Pro-Tumor Functions of ILCs in the TME. ILCs contribute to tumor progression and immune evasion. ILC1s in NSCLC reduce cytotoxicity and impair IFN-γ production. IL-12/IL-18 signaling contributes to diminished responsiveness and effector function [127]. ILC2s secrete IL-13, IL-4, and amphiregulin, contributing to tumor-associated immune suppression [134,135,136,140,167]. In breast cancer models, IL-33 and IL-13 signaling promote the expansion of Tregs and MDSCs, thereby facilitating tumor progression [146]. ILC3 in breast cancer secretes CXCL13 and CCL21, promoting stromal interactions and tumor-associated inflammation, contributing to tumor progression and metastasis [151,160,168,169,170].

Figure 1

The standard procedure for generating DC vaccines.

Figure 4

DC–ILCs Crosstalk in Homeostasis and Cancer Immunotherapy. Illustration of the multifaceted interactions between DCs and ILCs. Upon activation, DCs release cytokines such as IL-12, IL-15, and IL-18, which stimulate ILC1s and NK cells to produce IFN-γ and TNF-α, thereby promoting cytotoxic and anti-tumor responses. ILC2s, influenced by IL-13 and TL1A, support Th2-mediated immunity [187]. ILC3s, activated via CD226 (DNAM-1) signaling, secrete IL-17, enhancing T cell activation. Additionally, ILC3s activated by IL-23 and IL-1β produce CXCL10, which stimulates CD8⁺ and CD4⁺ T cells, contributing to tumor suppression [178,195]. DC-based cancer vaccines activate cDC1s, which release IL-12 and type I IFNs, driving ILC1 differentiation and enhancing cytotoxic T-cell responses.
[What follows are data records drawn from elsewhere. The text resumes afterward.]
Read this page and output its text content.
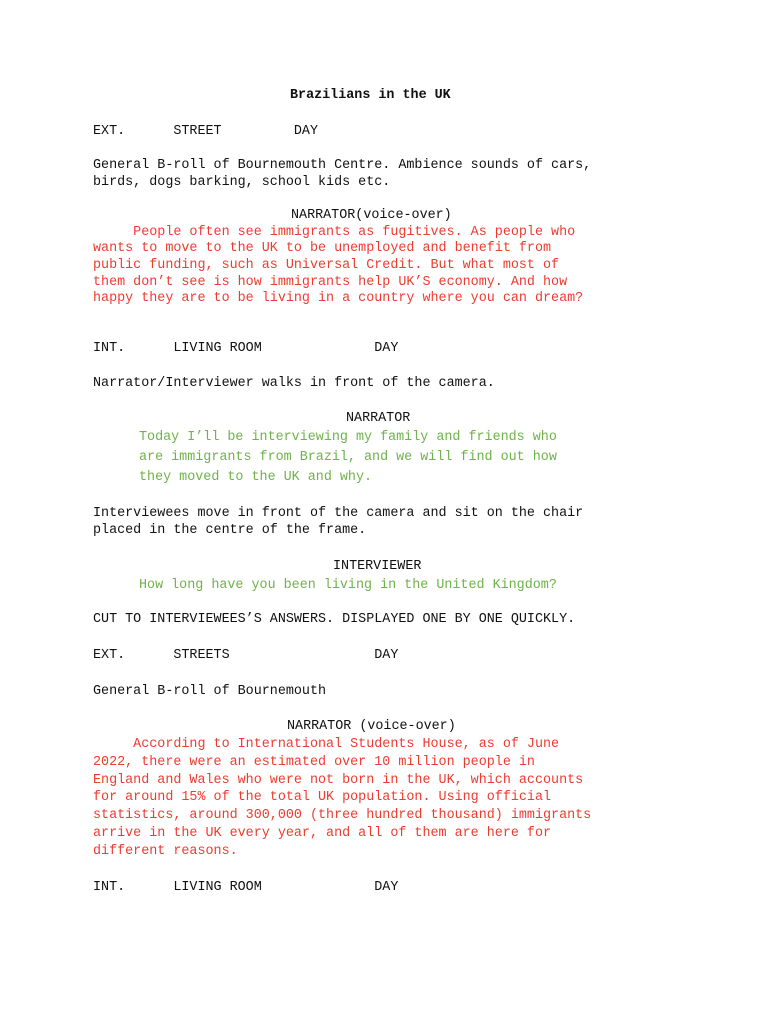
Brazilians in the UK
EXT.      STREET         DAY
General B-roll of Bournemouth Centre. Ambience sounds of cars,
birds, dogs barking, school kids etc.
NARRATOR(voice-over)
People often see immigrants as fugitives. As people who
wants to move to the UK to be unemployed and benefit from
public funding, such as Universal Credit. But what most of
them don’t see is how immigrants help UK’S economy. And how
happy they are to be living in a country where you can dream?
INT.      LIVING ROOM              DAY
Narrator/Interviewer walks in front of the camera.
NARRATOR
Today I’ll be interviewing my family and friends who
are immigrants from Brazil, and we will find out how
they moved to the UK and why.
Interviewees move in front of the camera and sit on the chair
placed in the centre of the frame.
INTERVIEWER
How long have you been living in the United Kingdom?
CUT TO INTERVIEWEES’S ANSWERS. DISPLAYED ONE BY ONE QUICKLY.
EXT.      STREETS                  DAY
General B-roll of Bournemouth
NARRATOR (voice-over)
According to International Students House, as of June
2022, there were an estimated over 10 million people in
England and Wales who were not born in the UK, which accounts
for around 15% of the total UK population. Using official
statistics, around 300,000 (three hundred thousand) immigrants
arrive in the UK every year, and all of them are here for
different reasons.
INT.      LIVING ROOM              DAY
NK cells further enhance vaccine efficacy by amplifying anti-tumor immunity [194]. ILC2s and MDSCs promote T cell suppression, potentially reducing vaccine effectiveness [107]. ILC3s, stimulated by DC-derived signals, are reprogrammed toward a more anti-tumor NCR⁺ phenotype. These NCR⁺ ILC3s express T-bet, promoting Th1-like immune responses [11,195].

Figure 5

Strategic Enhancements of DC Vaccines through Targeting ILCs. DC-based cancer vaccines can be optimized by utilizing ILCs interactions. IL-12 and IL-18, secreted by engineered DCs, stimulate NK cells, which enhance cytotoxicity, support CTL expansion within the TME, and recruit additional DCs [200]. Engineered DC vaccines further enhance ILC1 expansion within the TME. Additionally, IL-33 activation of ILC2/ILC3 modulates the TME. DCs engineered to express co-stimulatory molecules (CD80/CD86) strengthen interactions with ILC2s and ILC3s, promoting cytokine secretion and effector activation [209]. Modified DC vaccines facilitate the recruitment of ILC3s, which secrete IL-22 and IL-17, contributing to a pro-inflammatory response in the TME [211]. ILC3s, in turn, release Granzyme B and IFN-γ, enhancing tumor suppression through cytotoxic activity, immune cell recruitment, and apoptosis induction [113,180].